Gay man offers apologies for unintentionally objectifying women.
I want to start this piece with an apology. Women of the world, I am sorry from the bottom of my heart. I, and other men like me, have been terrible towards you, and when I say other men like me, I mean gay men. We have objectified you and made it so that “gay friendly” spaces are not “lesbian friendly” spaces.
I do not often go to gay clubs. There are many reasons why, ranging from introversion to the fact that it is just not my scene. One thing that astonishes me whenever I go to gay clubs is that while there are straight girls galore, I cannot count the number of lesbians there are with one hand. Why?
As a community, we need to work together, grow together, and have fun together. But, why would any lesbian woman want to enter the pit of misogyny that is a gay club? You have gay men grabbing their straight girlfriends’ bodies, grimacing at the mere mention of vagina, and calling people sluts without hesitation. That is not a friendly space for women. If I were to go out and listen to people talk about how penises are disgusting and grabbing me I would not want to be there either. It creates a gendered and hostile environment.

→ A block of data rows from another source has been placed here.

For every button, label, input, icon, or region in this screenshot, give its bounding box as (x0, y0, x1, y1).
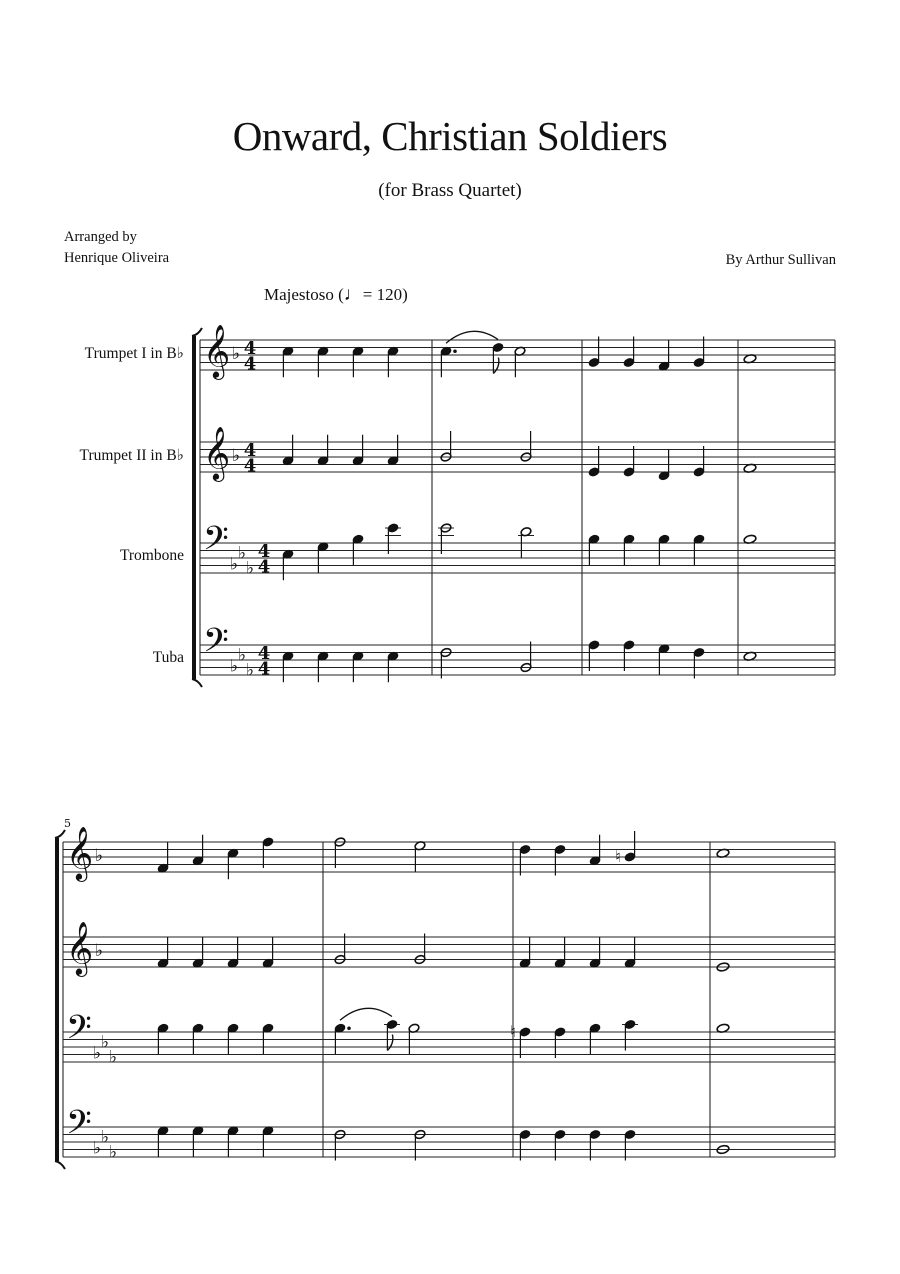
flat-icon: ♭ (109, 1047, 118, 1068)
flat-icon: ♭ (230, 554, 239, 575)
flat-icon: ♭ (246, 558, 255, 579)
score-title: Onward, Christian Soldiers (232, 113, 668, 159)
flat-icon: ♭ (95, 941, 104, 961)
time-signature-numerator: 4 (243, 439, 257, 461)
time-signature-numerator: 4 (243, 337, 257, 359)
time-signature-numerator: 4 (257, 642, 271, 664)
system-bracket-top (192, 328, 202, 336)
time-signature-numerator: 4 (257, 540, 271, 562)
quarter-note-icon: ♩ (343, 284, 363, 305)
augmentation-dot (347, 1026, 351, 1030)
eighth-flag (387, 1035, 392, 1051)
system-bracket-bottom (55, 1161, 65, 1169)
natural-icon: ♮ (615, 847, 621, 866)
system-bracket-top (55, 830, 65, 838)
flat-icon: ♭ (93, 1138, 102, 1159)
bass-clef-icon: 𝄢 (66, 1104, 92, 1151)
flat-icon: ♭ (246, 660, 255, 681)
treble-clef-icon: 𝄞 (203, 323, 231, 378)
bass-clef-icon: 𝄢 (203, 622, 229, 669)
flat-icon: ♭ (95, 846, 104, 866)
slur (340, 1008, 392, 1020)
bass-clef-icon: 𝄢 (66, 1009, 92, 1056)
tempo-value: = 120) (362, 285, 408, 304)
slur (446, 331, 498, 343)
flat-icon: ♭ (232, 446, 241, 466)
time-signature-denominator: 4 (257, 556, 271, 578)
flat-icon: ♭ (238, 543, 247, 564)
flat-icon: ♭ (232, 344, 241, 364)
flat-icon: ♭ (101, 1032, 110, 1053)
treble-clef-icon: 𝄞 (203, 425, 231, 480)
score-subtitle: (for Brass Quartet) (378, 180, 522, 201)
natural-icon: ♮ (510, 1022, 516, 1041)
arranger-label: Arranged by (64, 229, 137, 245)
instrument-label-trumpet-1: Trumpet I in B♭ (84, 345, 184, 362)
augmentation-dot (453, 349, 457, 353)
time-signature-denominator: 4 (243, 353, 257, 375)
arranger-name: Henrique Oliveira (64, 250, 170, 266)
measure-number: 5 (64, 817, 71, 830)
treble-clef-icon: 𝄞 (66, 825, 94, 880)
flat-icon: ♭ (109, 1142, 118, 1163)
bass-clef-icon: 𝄢 (203, 520, 229, 567)
flat-icon: ♭ (93, 1043, 102, 1064)
time-signature-denominator: 4 (257, 658, 271, 680)
flat-icon: ♭ (238, 645, 247, 666)
eighth-flag (493, 358, 498, 374)
tempo-label: Majestoso ( (264, 285, 344, 304)
time-signature-denominator: 4 (243, 455, 257, 477)
composer-credit: By Arthur Sullivan (725, 252, 836, 268)
system-bracket-bottom (192, 679, 202, 687)
instrument-label-trombone: Trombone (119, 547, 184, 564)
treble-clef-icon: 𝄞 (66, 920, 94, 975)
flat-icon: ♭ (101, 1127, 110, 1148)
instrument-label-tuba: Tuba (152, 649, 184, 666)
flat-icon: ♭ (230, 656, 239, 677)
instrument-label-trumpet-2: Trumpet II in B♭ (79, 447, 184, 464)
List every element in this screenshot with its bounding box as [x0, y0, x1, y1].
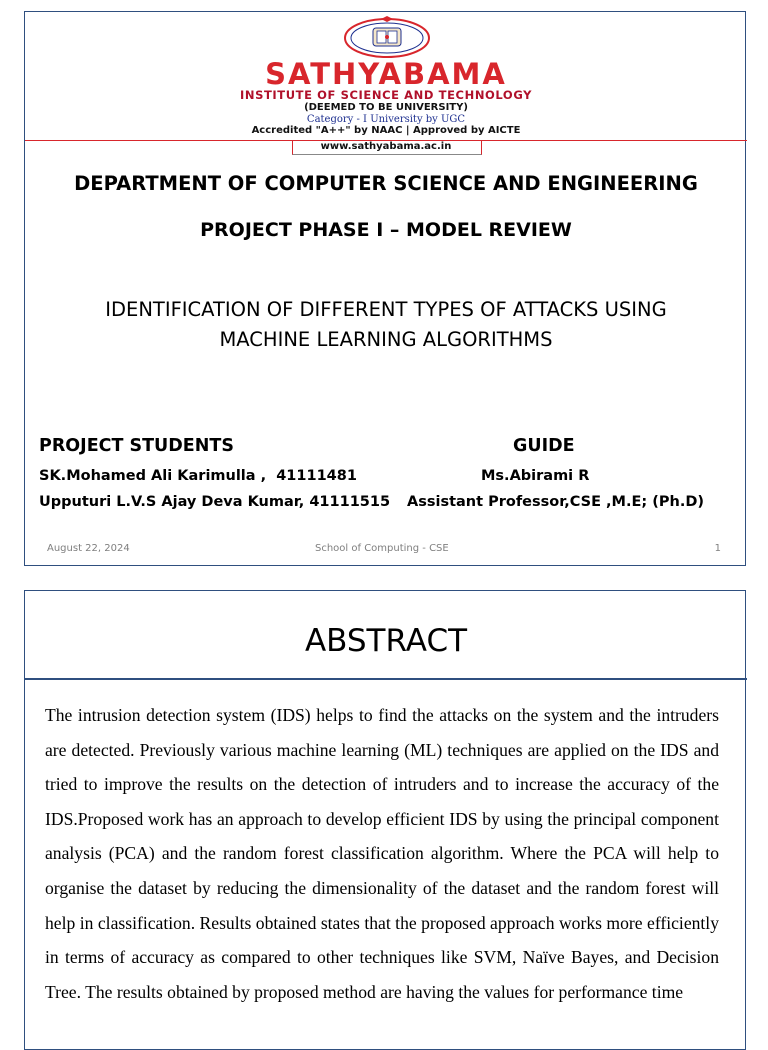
- student-entry: SK.Mohamed Ali Karimulla , 41111481: [39, 468, 357, 484]
- footer-date: August 22, 2024: [47, 543, 130, 554]
- students-heading: PROJECT STUDENTS: [39, 436, 234, 456]
- heading-divider: [25, 678, 747, 680]
- institution-accreditation: Accredited "A++" by NAAC | Approved by AICTE: [251, 125, 521, 136]
- guide-name: Ms.Abirami R: [481, 468, 590, 484]
- title-slide: [24, 11, 746, 566]
- project-title: IDENTIFICATION OF DIFFERENT TYPES OF ATTACKS USING MACHINE LEARNING ALGORITHMS: [105, 298, 667, 351]
- department-heading: DEPARTMENT OF COMPUTER SCIENCE AND ENGINEERING: [74, 172, 698, 195]
- institution-deemed-status: (DEEMED TO BE UNIVERSITY): [304, 102, 468, 113]
- university-emblem-icon: [343, 16, 431, 58]
- institution-url: www.sathyabama.ac.in: [320, 141, 452, 152]
- abstract-slide: [24, 590, 746, 1050]
- abstract-body: The intrusion detection system (IDS) helps to find the attacks on the system and the intruders are detected. Previously various machine learning (ML) techniques are applied on the IDS and tried to improve the results on the detection of intruders and to increase the accuracy of the IDS.Proposed work has an approach to develop efficient IDS by using the principal component analysis (PCA) and the random forest classification algorithm. Where the PCA will help to organise the dataset by reducing the dimensionality of the dataset and the random forest will help in classification. Results obtained states that the proposed approach works more efficiently in terms of accuracy as compared to other techniques like SVM, Naïve Bayes, and Decision Tree. The results obtained by proposed method are having the values for performance time: [45, 705, 719, 1002]
- institution-logo-name: SATHYABAMA: [265, 57, 507, 91]
- institution-logo-subtitle: INSTITUTE OF SCIENCE AND TECHNOLOGY: [239, 88, 533, 102]
- guide-heading: GUIDE: [513, 436, 575, 456]
- footer-page-number: 1: [714, 543, 721, 554]
- institution-category: Category - I University by UGC: [306, 114, 466, 125]
- footer-school: School of Computing - CSE: [315, 543, 449, 554]
- student-entry: Upputuri L.V.S Ajay Deva Kumar, 41111515: [39, 494, 391, 510]
- phase-heading: PROJECT PHASE I – MODEL REVIEW: [200, 219, 572, 241]
- guide-designation: Assistant Professor,CSE ,M.E; (Ph.D): [407, 494, 704, 510]
- abstract-heading: ABSTRACT: [304, 623, 468, 659]
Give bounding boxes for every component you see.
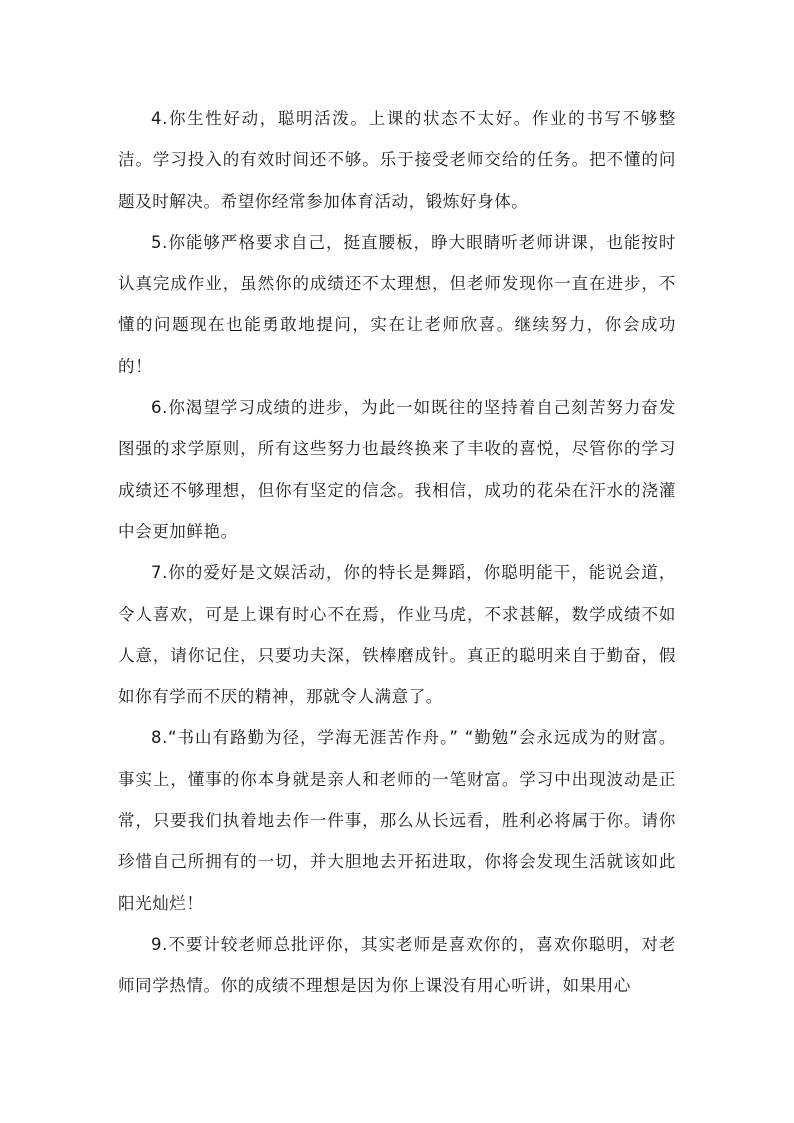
paragraph-comment-6: 6.你渴望学习成绩的进步，为此一如既往的坚持着自己刻苦努力奋发图强的求学原则，所有这些努力也最终换来了丰收的喜悦，尽管你的学习成绩还不够理想，但你有坚定的信念。我相信，成功的花朵在汗水的浇灌中会更加鲜艳。 bbox=[118, 398, 676, 541]
paragraph-comment-9: 9.不要计较老师总批评你，其实老师是喜欢你的，喜欢你聪明，对老师同学热情。你的成绩不理想是因为你上课没有用心听讲，如果用心 bbox=[118, 934, 676, 996]
paragraph-comment-7: 7.你的爱好是文娱活动，你的特长是舞蹈，你聪明能干，能说会道，令人喜欢，可是上课有时心不在焉，作业马虎，不求甚解，数学成绩不如人意，请你记住，只要功夫深，铁棒磨成针。真正的聪明来自于勤奋，假如你有学而不厌的精神，那就令人满意了。 bbox=[118, 563, 676, 707]
paragraph-comment-8: 8.“书山有路勤为径，学海无涯苦作舟。” “勤勉”会永远成为的财富。事实上，懂事的你本身就是亲人和老师的一笔财富。学习中出现波动是正常，只要我们执着地去作一件事，那么从长远看，胜利必将属于你。请你珍惜自己所拥有的一切，并大胆地去开拓进取，你将会发现生活就该如此阳光灿烂！ bbox=[118, 728, 676, 913]
paragraph-comment-5: 5.你能够严格要求自己，挺直腰板，睁大眼睛听老师讲课，也能按时认真完成作业，虽然你的成绩还不太理想，但老师发现你一直在进步，不懂的问题现在也能勇敢地提问，实在让老师欣喜。继续努力，你会成功的！ bbox=[118, 232, 676, 376]
document-body bbox=[118, 98, 676, 1007]
paragraph-comment-4: 4.你生性好动，聪明活泼。上课的状态不太好。作业的书写不够整洁。学习投入的有效时间还不够。乐于接受老师交给的任务。把不懂的问题及时解决。希望你经常参加体育活动，锻炼好身体。 bbox=[118, 109, 676, 211]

When I was first coming out, I thought that I had the permission to grab a woman’s breasts or ass because I was not attracted to them. “It’s okay,” I thought, “I don’t like vagina, so it means nothing if I do this.” But, it does. This is male privilege. The ability to grab a woman, in whatever manner we would like without consequence, is the epitome of male privilege. This also objectifies women, and, personally, I think this is the worst form of objectification. When a gay man uses his lack of attraction as an excuse to be able to grab a woman’s body, it says that women are just objects—there solely for our entertainment. It is not attraction that drives us to touch you, but it is the entertainment value of grabbing a woman. It says: “I may not want to have sex with you, but I own your body.”
What makes this objectification an even bigger problem is that it reinforces rape culture. While sexually assaulting a woman may not be your intent, (1) that is what you are doing (it is called forced fondling) and (2) the objectification of women reinforces the idea of male ownership of women’s bodies.
It says that we can do what we want, when we want, and women do not have a say. It is a reflection of the gender dynamics we see in rape situations. A man sees a woman he wants, he does not get a yes, and he has non-consensual sex with her anyway. Whether it is a date rape or a hidden attacker, the central theme is that we, as men, own women’s bodies. Why would you want to reinforce that?
So again, to the women of the world, I apologize. To the gay men reading this I say, challenge your behaviors. Go against this current of misogyny that we see within the gay culture. Think before you grab. Ask yourself if you are making the women in the room uncomfortable. Check your privilege. Just because you are gay does not mean that male privilege does not apply to you.